Ева смотрела, как медсестра умело пеленает мальчика Сережу. Сережа сучил ножками и иногда вдруг резко делал крошечными ручками вращательные движения, словно хотел взлететь.
— Никаких памперсов! — еще раз предостерегла медсестра. Она была немолода, на родинках у рта и носа кучерявились седые волоски. — А то у вас дети будут до пяти лет под себя ходить.
— Но ему же мокро, если…
— Конечно мокро! Он сразу подаст голос, вы его перепеленаете, и все дела! Зато ребенок привыкнет, станет потом заранее подавать голос, прежде чем надудорить, вы его — на ручки и подержите над раковиной. В два месяца уже можно держать, к полугоду они у вас всегда будут сухими! Да вы как мать почувствуете, что он хочет. Они хотят, — добавила она неуверенно, повернувшись к кроватке, где резко делала ручками вращательные движения маленькая Ева. Словно хотела взлететь…
Ева, пошатываясь, отнесла в ванную мокрые пеленки. Она заставляла себя смотреть прямо перед собой и не натыкаться на предметы.

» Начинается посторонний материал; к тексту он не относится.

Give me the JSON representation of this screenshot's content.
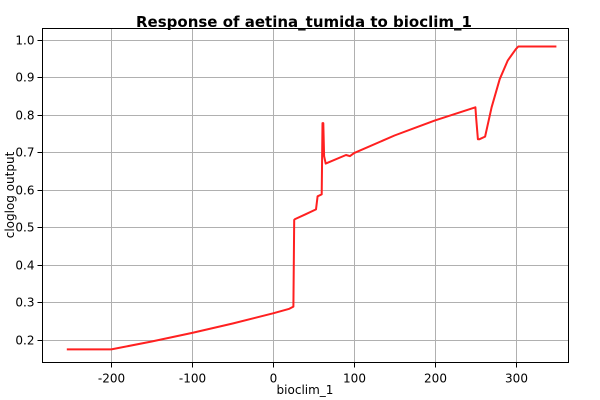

— Я белье поглажу и молоко погрею, а вы прилягте на полчасика, — сказала медсестра, раскладывая гладильную доску. — Надо вам няню нанять, раз муж такой попался неучастливый. Что ж вы все одна и одна? Без няни вы пропадете.
Ева упала навзничь на огромной кровати, раскинув руки.
— Ничего, вот через две недели будет полегче, можно будет на смеси перейти, не надо будет за донорским молоком ездить, — утешила ее медсестра. — Хотя плохо таким маленьким смеси, — тихо сказала она сама себе, посмотрела на Еву, раскинувшуюся на кровати, и быстро пошла к двери на звонок. — Тише, ну что трезвонить!
Ева не слышала, как в квартиру вошла Далила с сыном. Она бежала по полю с выжженной солнцем травой, а капитан Борзов щелкал секундомером и показывал ей большой палец.
Далила затащила сумки, подошла к детской кроватке и замерла. Близнецы лежали головами в разные стороны и были такими неестественно маленькими, что у нее защемило сердце.
— У меня завтра последний день, — сказала шепотом медсестра, — слава богу, детки здоровы. Пойдемте, я покажу, где что лежит.
Ева проснулась в сумерках. Оглушительная тишина испугала до оцепенения. Ева не сразу бросилась к кроватке. Пусто. Она прошла, еще не совсем понимая происходящее, по комнатам, заглянула в ванную. Кружилась голова и очень хотелось есть. Ева похлопала себя по щекам. Если кроватка стоит, значит, дети были — это не сон. Она провела руками по телу, сгоняя его странную память тяжелого автомата на боку. Подошла к окну.